PDF and audio reach the wire only when the model declares the matching capability (inferred for the multimodal Gemini families) — so capability ≡ behavior.

google.image({ name }) returns an ImageModelContract (Imagen, via ai.models.generateImages) for the ai.image() output verb — prompt in, images out, in the same never-throws { data, error, usage, report } envelope every executable returns.

import { ai } from "@warlock.js/ai";
import { GoogleSDK } from "@warlock.js/ai-google";
const google = new GoogleSDK({ apiKey: process.env.GEMINI_API_KEY! });
const imagen = google.image({ name: "imagen-4.0-generate-001", pricing: { perImage: 0.04 } });
const { data, error } = await ai.image({
model: imagen,
prompt: "a watercolor lighthouse at dawn",
aspectRatio: "3:4", // Imagen ratio (vs OpenAI's WxH `size`)
negativePrompt: "text, watermark",
options: { imageSize: "2K", personGeneration: "allow_adult" }, // Imagen passthroughs
});
if (error) {
console.warn(error.code); // typed AIError — content-filter when every candidate is safety-filtered
} else {
for (const img of data.images) {
save(Buffer.from(img.base64, "base64"), img.mediaType); // Imagen returns base64 bytes
}
}
  • Imagen is per-image-metered — price it with { perImage }. It returns base64 bytes (no hosted URL, no token usage), and the spend folds into the same Usage.cost rollup as text.
  • When every candidate is safety-filtered, the run surfaces a typed ContentFilterError on result.error.
  • A non-Imagen model id (google.image({ name: "gemini-2.5-flash" })) throws InvalidRequestError at construction — Gemini’s native image output (gemini-*-image via generateContent) is a separate surface, not routed here.

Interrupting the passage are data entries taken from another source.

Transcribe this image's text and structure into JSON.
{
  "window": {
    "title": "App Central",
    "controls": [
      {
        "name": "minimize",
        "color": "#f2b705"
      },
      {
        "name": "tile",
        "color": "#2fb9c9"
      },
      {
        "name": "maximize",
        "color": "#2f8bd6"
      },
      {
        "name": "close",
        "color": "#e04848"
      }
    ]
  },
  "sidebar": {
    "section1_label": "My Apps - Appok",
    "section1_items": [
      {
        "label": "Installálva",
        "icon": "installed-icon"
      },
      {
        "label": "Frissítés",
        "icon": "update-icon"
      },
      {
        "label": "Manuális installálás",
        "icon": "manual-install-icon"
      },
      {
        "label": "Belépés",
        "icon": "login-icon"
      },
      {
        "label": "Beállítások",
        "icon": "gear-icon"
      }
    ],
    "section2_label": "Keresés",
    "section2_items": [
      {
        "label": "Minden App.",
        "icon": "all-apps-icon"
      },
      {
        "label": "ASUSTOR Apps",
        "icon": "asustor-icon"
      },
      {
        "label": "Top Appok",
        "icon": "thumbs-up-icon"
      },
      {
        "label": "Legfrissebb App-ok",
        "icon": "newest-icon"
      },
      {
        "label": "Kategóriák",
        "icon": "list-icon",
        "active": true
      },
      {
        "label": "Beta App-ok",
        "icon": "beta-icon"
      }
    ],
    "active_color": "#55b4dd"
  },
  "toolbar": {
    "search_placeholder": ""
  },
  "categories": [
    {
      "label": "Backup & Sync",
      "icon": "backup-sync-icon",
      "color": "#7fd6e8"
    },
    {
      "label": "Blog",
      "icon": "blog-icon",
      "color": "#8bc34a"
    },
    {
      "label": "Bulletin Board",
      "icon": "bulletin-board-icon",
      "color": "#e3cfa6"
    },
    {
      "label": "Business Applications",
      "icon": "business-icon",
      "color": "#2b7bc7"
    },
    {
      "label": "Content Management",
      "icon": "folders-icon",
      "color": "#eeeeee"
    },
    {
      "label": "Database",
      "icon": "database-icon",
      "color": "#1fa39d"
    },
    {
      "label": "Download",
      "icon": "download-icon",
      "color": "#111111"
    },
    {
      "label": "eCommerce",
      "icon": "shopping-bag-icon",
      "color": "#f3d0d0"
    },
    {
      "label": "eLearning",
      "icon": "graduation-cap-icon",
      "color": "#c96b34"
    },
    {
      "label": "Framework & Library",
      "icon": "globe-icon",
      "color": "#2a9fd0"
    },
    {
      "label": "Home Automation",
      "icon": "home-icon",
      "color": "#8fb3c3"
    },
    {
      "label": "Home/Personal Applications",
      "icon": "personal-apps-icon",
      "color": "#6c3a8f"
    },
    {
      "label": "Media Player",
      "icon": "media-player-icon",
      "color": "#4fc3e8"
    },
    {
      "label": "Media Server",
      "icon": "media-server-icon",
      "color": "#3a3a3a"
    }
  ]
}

See ai.image for the full verb surface (options, cost-truth, GeneratedImage).

Every response reports token usage (input, output, total); cached-content tokens surface as cachedTokens when present.

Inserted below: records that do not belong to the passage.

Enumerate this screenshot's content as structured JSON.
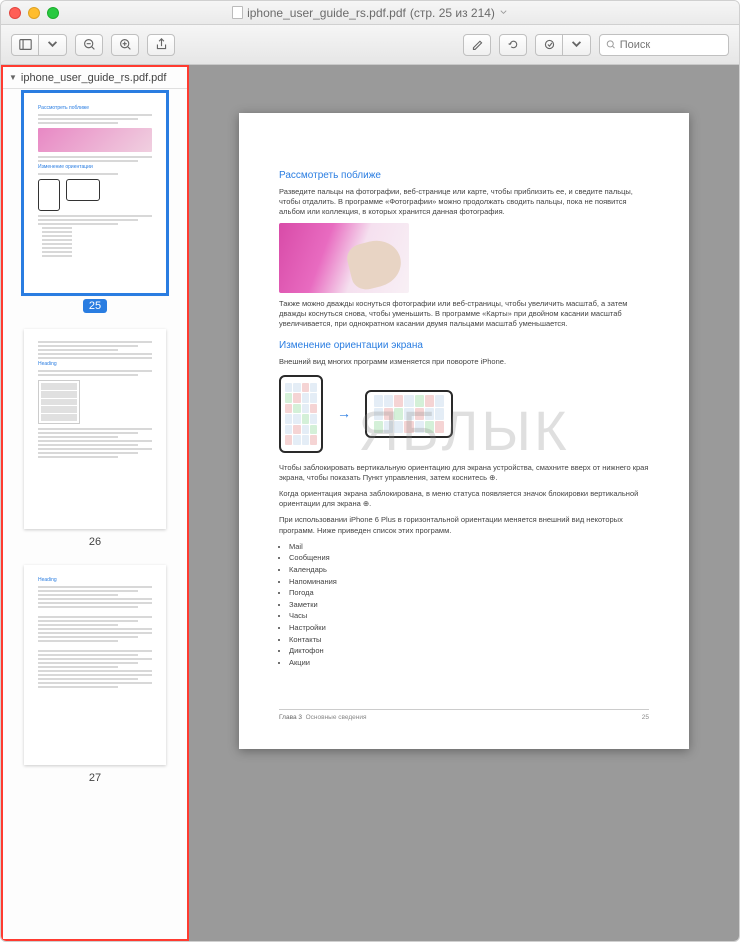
{
  "window": {
    "title_filename": "iphone_user_guide_rs.pdf.pdf",
    "title_pageinfo": "(стр. 25 из 214)"
  },
  "search": {
    "placeholder": "Поиск"
  },
  "sidebar": {
    "filename": "iphone_user_guide_rs.pdf.pdf",
    "pages": [
      {
        "num": "25",
        "selected": true
      },
      {
        "num": "26",
        "selected": false
      },
      {
        "num": "27",
        "selected": false
      }
    ]
  },
  "page": {
    "h1": "Рассмотреть поближе",
    "p1": "Разведите пальцы на фотографии, веб-странице или карте, чтобы приблизить ее, и сведите пальцы, чтобы отдалить. В программе «Фотографии» можно продолжать сводить пальцы, пока не появится альбом или коллекция, в которых хранится данная фотография.",
    "p2": "Также можно дважды коснуться фотографии или веб-страницы, чтобы увеличить масштаб, а затем дважды коснуться снова, чтобы уменьшить. В программе «Карты» при двойном касании масштаб увеличивается, при однократном касании двумя пальцами масштаб уменьшается.",
    "h2": "Изменение ориентации экрана",
    "p3": "Внешний вид многих программ изменяется при повороте iPhone.",
    "p4": "Чтобы заблокировать вертикальную ориентацию для экрана устройства, смахните вверх от нижнего края экрана, чтобы показать Пункт управления, затем коснитесь ⊕.",
    "p5": "Когда ориентация экрана заблокирована, в меню статуса появляется значок блокировки вертикальной ориентации для экрана ⊕.",
    "p6": "При использовании iPhone 6 Plus в горизонтальной ориентации меняется внешний вид некоторых программ. Ниже приведен список этих программ.",
    "list": [
      "Mail",
      "Сообщения",
      "Календарь",
      "Напоминания",
      "Погода",
      "Заметки",
      "Часы",
      "Настройки",
      "Контакты",
      "Диктофон",
      "Акции"
    ],
    "footer_chapter": "Глава 3",
    "footer_section": "Основные сведения",
    "footer_pagenum": "25"
  },
  "watermark": "ЯБЛЫК"
}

Attach a pricing registry — keyed by model name, in USD per million tokens — to turn tokens into money. SDK-level or per-model (per-model wins). With pricing set, cost rolls up through every node of the AgentReport.

const google = new GoogleSDK({
apiKey: process.env.GEMINI_API_KEY!,
pricing: {
"gemini-2.5-flash": { input: 0.3, output: 2.5 },
},
});

Need an offline token estimate? google.count(text) returns a fast character-heuristic approximation — Gemini’s countTokens is a network round-trip, so this stays offline for budgeting, not billing.

For the agent/workflow surface these models plug into, see @warlock.js/ai. For provider-specific notes and the latest model ids, see the setup-google skill.